That phrase may have overestimated the number of such subreddits - I mainly read r/Singularity (moderated by MIRI people, similar to LW, low volume), and r/artificial. There is an r/agi but it is very low volume. r/futurology is very high volume and future-optimist.
r/machinelearning is the most serious and the AMAs there are pure gold (Hinton, Bengio, Schmiduber, Lecun, Ng, etc). It's main value for me is making it easier to stay up to date on ML/AI, saving most of the trouble of having to read through tons of abstracts from the various conferences.
/r/Futurology is also really annoying because people keep having the same arguments over and over again.
My post on the fact that incentive structures are eating the central place to be for rationalists has generated 140 comments which I have generated no clear action in the horizon.
I post here again to incentivize that it also generates some attempts to shake the ground a bit. Arguing and discussing are fun, and beware of things that are fun to argue.
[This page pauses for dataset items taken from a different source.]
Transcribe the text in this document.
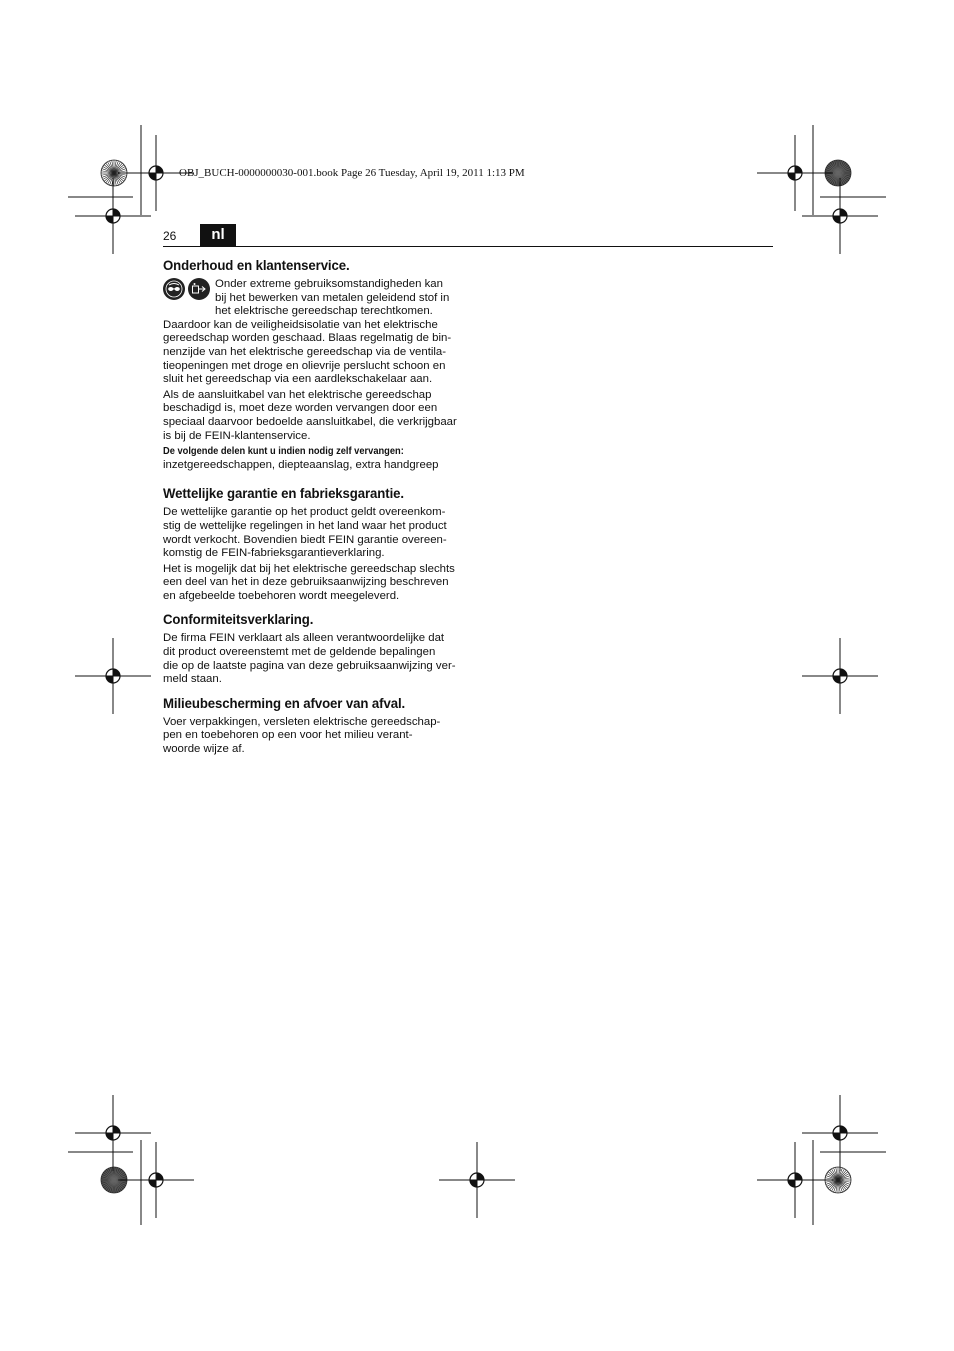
OBJ_BUCH-0000000030-001.book Page 26 Tuesday, April 19, 2011 1:13 PM
26	nl
Onderhoud en klantenservice.
Onder extreme gebruiksomstandigheden kan
bij het bewerken van metalen geleidend stof in
het elektrische gereedschap terechtkomen.

Daardoor kan de veiligheidsisolatie van het elektrische
gereedschap worden geschaad. Blaas regelmatig de bin-
nenzijde van het elektrische gereedschap via de ventila-
tieopeningen met droge en olievrije perslucht schoon en
sluit het gereedschap via een aardlekschakelaar aan.

Als de aansluitkabel van het elektrische gereedschap
beschadigd is, moet deze worden vervangen door een
speciaal daarvoor bedoelde aansluitkabel, die verkrijgbaar
is bij de FEIN-klantenservice.

De volgende delen kunt u indien nodig zelf vervangen:
inzetgereedschappen, diepteaanslag, extra handgreep
Wettelijke garantie en fabrieksgarantie.

De wettelijke garantie op het product geldt overeenkom-
stig de wettelijke regelingen in het land waar het product
wordt verkocht. Bovendien biedt FEIN garantie overeen-
komstig de FEIN-fabrieksgarantieverklaring.

Het is mogelijk dat bij het elektrische gereedschap slechts
een deel van het in deze gebruiksaanwijzing beschreven
en afgebeelde toebehoren wordt meegeleverd.

Conformiteitsverklaring.

De firma FEIN verklaart als alleen verantwoordelijke dat
dit product overeenstemt met de geldende bepalingen
die op de laatste pagina van deze gebruiksaanwijzing ver-
meld staan.

Milieubescherming en afvoer van afval.

Voer verpakkingen, versleten elektrische gereedschap-
pen en toebehoren op een voor het milieu verant-
woorde wijze af.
Is anyone actually doing anything to mitigate the problem? To solve it? To have a stable end state in the long run where online discussions still preserve what needs being preserved?
Intelligent commentary is valuable, pools are interesting. Yet, at the end of the day, it is the people who show up to do something who will determine the course of everything.
If you care about this problem, act on it. I care enough to write these two posts.